Tech companies are not likely to slow down their green energy purchases anytime soon. It will be interesting to see what impact their initiatives have on the environment and investors’ pockets.

Not-So-Breaking News

  • Warren Buffett recently donated $4.1 billion of his Class A Berkshire Hathaway shares to five charities. All told, Buffett has given $41 billion to the five foundations. Buffett still owns 238,624 Class A shares, valued at roughly $100 billion.
  • Amazon (AMZN) raked in $11 billion in sales during its Prime Day event earlier this week. Sales surpassed last year’s Prime Day as well as Cyber Monday 2020, which previously held the record for the busiest online shopping day.
  • XPeng (XPEV), an electric vehicle maker, got the green light to list on the Hong Kong Stock Exchange. Shares will potentially begin trading later this year. The company is expected to raise up to $2 billion. Through the dual listing, XPeng can reach more investors and has a cushion if it is forced to leave the US stock exchange.
  • GlaxoSmithKline (GSK) is spinning off its consumer health care unit into a separate company. The drugmaker will receive $11 billion in the transaction, which it will invest in its drug business. The spin-off will allow Glaxo to focus all its attention on drugs.
  • Tesla’s (TSLA) Model 3 ranked the highest in Cars.com’s 2021 American-Made Index, which rates vehicles on their contributions to the economy. This marks the first time an electric vehicle has landed on the top spot.
  • Carrying a balance on a credit card can make it challenging to get out of debt and can cost more in interest. Dig into the effects of carrying a balance, plus some tips for reducing credit card debt.

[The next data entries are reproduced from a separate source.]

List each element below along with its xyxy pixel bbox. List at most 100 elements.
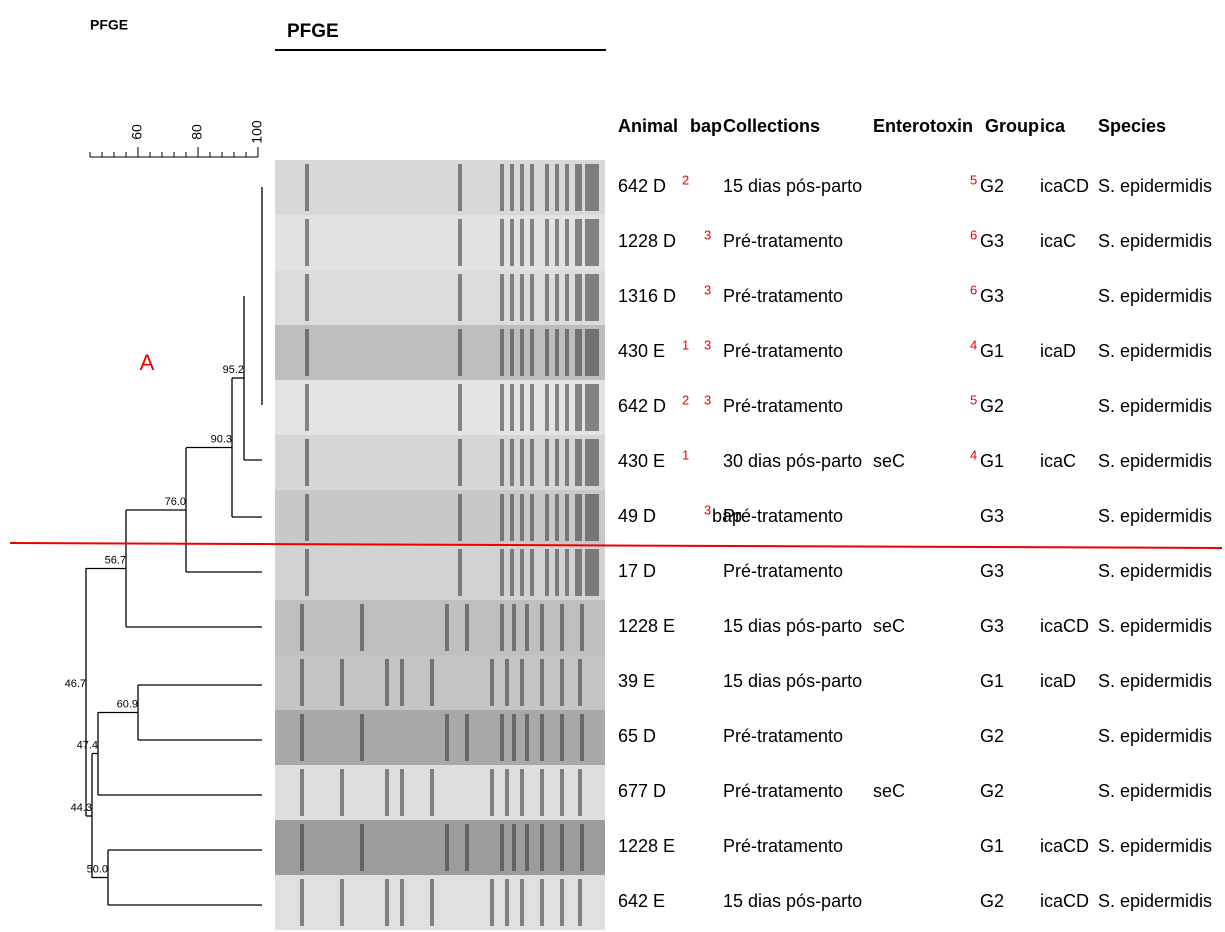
- node-label: 90.3: [211, 433, 232, 445]
- cell-animal: 677 D: [618, 781, 666, 801]
- cell-group: G3: [980, 561, 1004, 581]
- column-header: Group: [985, 116, 1039, 136]
- cell-species: S. epidermidis: [1098, 176, 1212, 196]
- gel-band: [592, 164, 599, 211]
- title-gel: PFGE: [287, 21, 339, 42]
- gel-band: [430, 879, 434, 926]
- gel-band: [592, 274, 599, 321]
- gel-band: [580, 604, 584, 651]
- gel-band: [340, 879, 344, 926]
- gel-band: [575, 274, 582, 321]
- gel-band: [520, 164, 524, 211]
- cell-group: G2: [980, 891, 1004, 911]
- gel-band: [540, 714, 544, 761]
- cell-species: S. epidermidis: [1098, 451, 1212, 471]
- gel-band: [555, 384, 559, 431]
- cell-ica: icaD: [1040, 341, 1076, 361]
- gel-band: [530, 219, 534, 266]
- gel-band: [400, 879, 404, 926]
- column-header: bap: [690, 116, 722, 136]
- scale-tick-label: 60: [129, 124, 145, 140]
- gel-lane: [275, 325, 605, 380]
- gel-band: [490, 769, 494, 816]
- cluster-label: A: [140, 350, 155, 375]
- gel-lane: [275, 435, 605, 490]
- cell-group: G1: [980, 451, 1004, 471]
- gel-band: [458, 494, 462, 541]
- gel-band: [490, 659, 494, 706]
- cell-group: G3: [980, 616, 1004, 636]
- gel-band: [512, 604, 516, 651]
- gel-band: [565, 494, 569, 541]
- gel-band: [305, 329, 309, 376]
- cell-animal: 642 D: [618, 176, 666, 196]
- gel-band: [575, 219, 582, 266]
- gel-band: [530, 494, 534, 541]
- cell-collection: Pré-tratamento: [723, 286, 843, 306]
- gel-band: [555, 274, 559, 321]
- gel-band: [545, 164, 549, 211]
- gel-band: [555, 219, 559, 266]
- cell-group: G3: [980, 506, 1004, 526]
- gel-band: [500, 494, 504, 541]
- gel-band: [592, 329, 599, 376]
- cell-animal: 1228 E: [618, 836, 675, 856]
- gel-band: [575, 384, 582, 431]
- gel-band: [520, 274, 524, 321]
- cell-group: G2: [980, 726, 1004, 746]
- gel-band: [510, 384, 514, 431]
- gel-band: [300, 604, 304, 651]
- gel-band: [555, 329, 559, 376]
- cell-group-sup: 4: [970, 447, 977, 462]
- cell-species: S. epidermidis: [1098, 836, 1212, 856]
- gel-band: [445, 604, 449, 651]
- gel-lane: [275, 875, 605, 930]
- cell-bap-sup: 3: [704, 502, 711, 517]
- gel-band: [530, 384, 534, 431]
- gel-band: [580, 824, 584, 871]
- gel-band: [505, 769, 509, 816]
- cell-group: G3: [980, 286, 1004, 306]
- node-label: 60.9: [117, 698, 138, 710]
- gel-band: [585, 219, 592, 266]
- gel-band: [580, 714, 584, 761]
- dendrogram: 95.2 90.3 76.0 56.7 60.9 47.4 50.0 44.3 46.7: [65, 187, 263, 906]
- cell-bap: bap: [712, 506, 742, 526]
- cell-ica: icaCD: [1040, 836, 1089, 856]
- cell-collection: 15 dias pós-parto: [723, 176, 862, 196]
- gel-lane: [275, 270, 605, 325]
- gel-band: [360, 604, 364, 651]
- gel-band: [300, 879, 304, 926]
- gel-band: [505, 879, 509, 926]
- cell-animal: 430 E: [618, 451, 665, 471]
- cell-enterotoxin: seC: [873, 451, 905, 471]
- gel-band: [585, 549, 592, 596]
- cell-collection: Pré-tratamento: [723, 506, 843, 526]
- gel-band: [592, 384, 599, 431]
- gel-band: [400, 769, 404, 816]
- gel-lane: [275, 600, 605, 655]
- gel-band: [500, 329, 504, 376]
- column-header: Species: [1098, 116, 1166, 136]
- gel-band: [385, 659, 389, 706]
- cell-ica: icaD: [1040, 671, 1076, 691]
- gel-band: [505, 659, 509, 706]
- gel-lane: [275, 380, 605, 435]
- cell-animal: 430 E: [618, 341, 665, 361]
- gel-band: [578, 659, 582, 706]
- gel-band: [540, 769, 544, 816]
- gel-band: [360, 824, 364, 871]
- cell-species: S. epidermidis: [1098, 616, 1212, 636]
- gel-band: [430, 659, 434, 706]
- cell-collection: Pré-tratamento: [723, 396, 843, 416]
- cell-group: G2: [980, 176, 1004, 196]
- cell-collection: Pré-tratamento: [723, 341, 843, 361]
- gel-band: [560, 604, 564, 651]
- gel-band: [530, 439, 534, 486]
- cell-collection: Pré-tratamento: [723, 836, 843, 856]
- cell-animal: 65 D: [618, 726, 656, 746]
- cell-collection: Pré-tratamento: [723, 781, 843, 801]
- gel-band: [560, 714, 564, 761]
- gel-lane: [275, 655, 605, 710]
- gel-band: [575, 494, 582, 541]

Financial Planner Tip of the Day

“The further away a person is from hitting their credit limit, the healthier their credit score will be, in most circumstances. A borrower’s debt-to-credit ratio, also known as the credit utilization rate, should ideally be no more than 30%. Higher utilization rates can negatively affect a person’s credit score. Paying revolving credit lines in full each month can have a positive impact on a person’s credit score because doing so essentially lowers the credit utilization rate.”